What are the Most Common Biochemistry Topics?
The most common biochemistry topics generally fall into the following categories: biochemistry of the living cell, metabolism, animal or plant organisms, molecular biochemistry, and genetics. Within each of these areas, biochemists concentrate on the study of the chemicals and biochemical processes that occur in living organisms. The study of an individual living cell is usually one of the most common biochemistry topics of all.
A key reason that biochemistry research often focuses on the chemistry of an individual cell is that there are many types of chemical processes that are common to living cells in a wide range of different organisms, both animals and plants. Cell biology is also known as cytology, and understanding the biochemistry of a cell underpins a very large proportion of the other biochemistry topics. An understanding of the similarities and differences that exist between different types of cells is usually very important to biochemists who study genetics, metabolism, and various areas of animal biochemistry, for example.
Some biochemists prefer to categorize biochemistry topics according to the fundamental underlying chemistry involved. Such a categorization might, for example, start with the basic topics of the structure of fats, the structure of proteins, and the structure of carbohydrates. Once the basic structure of the main molecules that are involved in biochemical processes has been understood, then more advanced study can explain the functions that the different molecules typically fulfill in a living cell.

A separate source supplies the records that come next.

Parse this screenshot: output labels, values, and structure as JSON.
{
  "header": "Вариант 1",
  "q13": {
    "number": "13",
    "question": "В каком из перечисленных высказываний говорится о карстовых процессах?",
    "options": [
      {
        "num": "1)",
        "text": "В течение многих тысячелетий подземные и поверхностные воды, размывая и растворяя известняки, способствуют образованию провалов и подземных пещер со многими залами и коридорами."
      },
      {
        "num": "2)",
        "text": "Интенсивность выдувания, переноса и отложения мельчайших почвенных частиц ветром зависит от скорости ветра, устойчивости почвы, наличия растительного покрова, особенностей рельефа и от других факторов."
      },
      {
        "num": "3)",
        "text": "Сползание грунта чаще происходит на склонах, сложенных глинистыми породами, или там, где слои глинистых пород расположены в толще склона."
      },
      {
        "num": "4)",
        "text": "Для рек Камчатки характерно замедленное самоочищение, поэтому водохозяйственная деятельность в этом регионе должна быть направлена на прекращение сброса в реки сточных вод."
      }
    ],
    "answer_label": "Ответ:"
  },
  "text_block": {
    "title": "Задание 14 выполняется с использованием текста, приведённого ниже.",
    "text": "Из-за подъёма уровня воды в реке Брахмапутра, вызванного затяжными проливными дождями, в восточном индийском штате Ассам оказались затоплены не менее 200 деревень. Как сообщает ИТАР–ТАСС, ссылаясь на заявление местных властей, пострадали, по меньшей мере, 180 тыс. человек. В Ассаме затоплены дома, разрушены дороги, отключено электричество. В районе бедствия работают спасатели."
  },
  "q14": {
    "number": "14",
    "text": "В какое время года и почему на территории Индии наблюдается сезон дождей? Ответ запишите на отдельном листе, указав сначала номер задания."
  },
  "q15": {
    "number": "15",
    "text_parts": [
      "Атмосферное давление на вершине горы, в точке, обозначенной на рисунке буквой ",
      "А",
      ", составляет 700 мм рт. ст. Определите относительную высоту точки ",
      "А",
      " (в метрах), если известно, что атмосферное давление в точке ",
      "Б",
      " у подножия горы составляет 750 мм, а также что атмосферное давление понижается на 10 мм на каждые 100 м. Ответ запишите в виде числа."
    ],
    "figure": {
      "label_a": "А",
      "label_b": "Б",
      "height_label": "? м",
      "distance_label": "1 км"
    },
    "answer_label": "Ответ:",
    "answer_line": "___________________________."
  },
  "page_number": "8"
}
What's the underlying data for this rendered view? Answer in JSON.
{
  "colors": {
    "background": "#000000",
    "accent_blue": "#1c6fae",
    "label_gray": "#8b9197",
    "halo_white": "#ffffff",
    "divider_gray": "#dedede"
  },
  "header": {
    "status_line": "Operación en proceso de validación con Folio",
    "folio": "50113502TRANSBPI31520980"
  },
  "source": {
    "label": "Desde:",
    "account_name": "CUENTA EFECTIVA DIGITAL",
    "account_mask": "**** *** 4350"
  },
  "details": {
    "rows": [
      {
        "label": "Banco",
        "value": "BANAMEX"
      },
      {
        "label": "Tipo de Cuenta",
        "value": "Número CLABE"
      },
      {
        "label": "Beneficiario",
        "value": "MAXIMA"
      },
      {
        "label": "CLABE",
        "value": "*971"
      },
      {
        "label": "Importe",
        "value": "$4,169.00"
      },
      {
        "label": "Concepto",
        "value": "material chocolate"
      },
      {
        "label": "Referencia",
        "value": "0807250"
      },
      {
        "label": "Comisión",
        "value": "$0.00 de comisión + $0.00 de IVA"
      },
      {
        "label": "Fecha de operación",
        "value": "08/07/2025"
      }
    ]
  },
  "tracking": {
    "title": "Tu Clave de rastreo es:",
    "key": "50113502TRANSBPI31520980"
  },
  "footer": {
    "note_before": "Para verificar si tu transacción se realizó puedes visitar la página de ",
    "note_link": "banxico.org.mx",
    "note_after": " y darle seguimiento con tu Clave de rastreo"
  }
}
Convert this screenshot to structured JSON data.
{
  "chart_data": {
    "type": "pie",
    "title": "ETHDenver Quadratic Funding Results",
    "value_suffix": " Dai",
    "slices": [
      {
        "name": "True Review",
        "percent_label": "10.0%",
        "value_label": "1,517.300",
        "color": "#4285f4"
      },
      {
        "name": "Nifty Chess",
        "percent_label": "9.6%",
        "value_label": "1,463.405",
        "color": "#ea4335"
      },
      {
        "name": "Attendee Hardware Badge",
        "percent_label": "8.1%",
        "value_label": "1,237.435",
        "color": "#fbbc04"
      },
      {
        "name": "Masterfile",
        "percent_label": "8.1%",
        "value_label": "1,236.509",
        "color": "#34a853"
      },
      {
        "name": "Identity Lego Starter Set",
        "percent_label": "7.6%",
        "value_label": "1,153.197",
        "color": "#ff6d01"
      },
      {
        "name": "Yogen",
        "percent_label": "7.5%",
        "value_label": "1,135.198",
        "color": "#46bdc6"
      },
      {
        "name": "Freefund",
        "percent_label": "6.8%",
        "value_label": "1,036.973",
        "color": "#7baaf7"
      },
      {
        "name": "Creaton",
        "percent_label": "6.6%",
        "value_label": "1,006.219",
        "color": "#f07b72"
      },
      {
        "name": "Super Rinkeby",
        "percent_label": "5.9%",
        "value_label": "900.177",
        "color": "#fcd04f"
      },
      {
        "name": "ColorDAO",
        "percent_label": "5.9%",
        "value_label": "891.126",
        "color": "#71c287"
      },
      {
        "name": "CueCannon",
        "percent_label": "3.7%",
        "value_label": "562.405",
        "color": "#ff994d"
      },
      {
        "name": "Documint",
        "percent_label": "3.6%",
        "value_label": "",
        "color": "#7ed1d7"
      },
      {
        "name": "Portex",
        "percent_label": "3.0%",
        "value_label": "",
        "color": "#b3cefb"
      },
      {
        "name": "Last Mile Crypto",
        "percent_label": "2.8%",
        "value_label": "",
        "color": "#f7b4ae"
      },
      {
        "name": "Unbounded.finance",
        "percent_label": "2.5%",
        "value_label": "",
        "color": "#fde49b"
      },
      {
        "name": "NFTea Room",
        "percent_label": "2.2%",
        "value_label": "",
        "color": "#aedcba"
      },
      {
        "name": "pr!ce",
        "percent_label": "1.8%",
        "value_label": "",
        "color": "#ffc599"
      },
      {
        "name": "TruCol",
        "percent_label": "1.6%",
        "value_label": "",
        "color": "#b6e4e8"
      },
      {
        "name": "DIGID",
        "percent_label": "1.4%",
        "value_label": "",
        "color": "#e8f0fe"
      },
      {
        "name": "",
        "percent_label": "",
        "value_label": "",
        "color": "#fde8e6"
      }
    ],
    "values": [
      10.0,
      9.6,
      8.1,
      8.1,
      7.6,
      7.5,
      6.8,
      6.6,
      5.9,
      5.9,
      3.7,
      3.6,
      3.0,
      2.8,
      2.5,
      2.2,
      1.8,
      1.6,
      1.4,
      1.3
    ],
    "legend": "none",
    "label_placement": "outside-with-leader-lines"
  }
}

Functional biochemistry topics could then follow on from the structural biochemistry or molecular biology topics. These could include such subjects as binding, or how different molecules interact with each other; transport, that is to say how molecules move into and out of living cells; kinetics, or chemical transformations; and signaling, or how living cells communicate with one another. A biochemist who studies via this route is likely to build up a good grounding in basic biochemistry that can then be used to branch into various different specialisms in a biochemistry career.
The different topics studied in a biochemistry lab can be very wide ranging. Understanding the basic building blocks of life, the individual living cells, forms the foundation for most if not all biochemistry job opportunities and may be regarded as the key starting point for a biochemistry career. With regard to biochemistry topics, there is also considerable overlap between biochemistry, molecular biology, and other fields of biological study.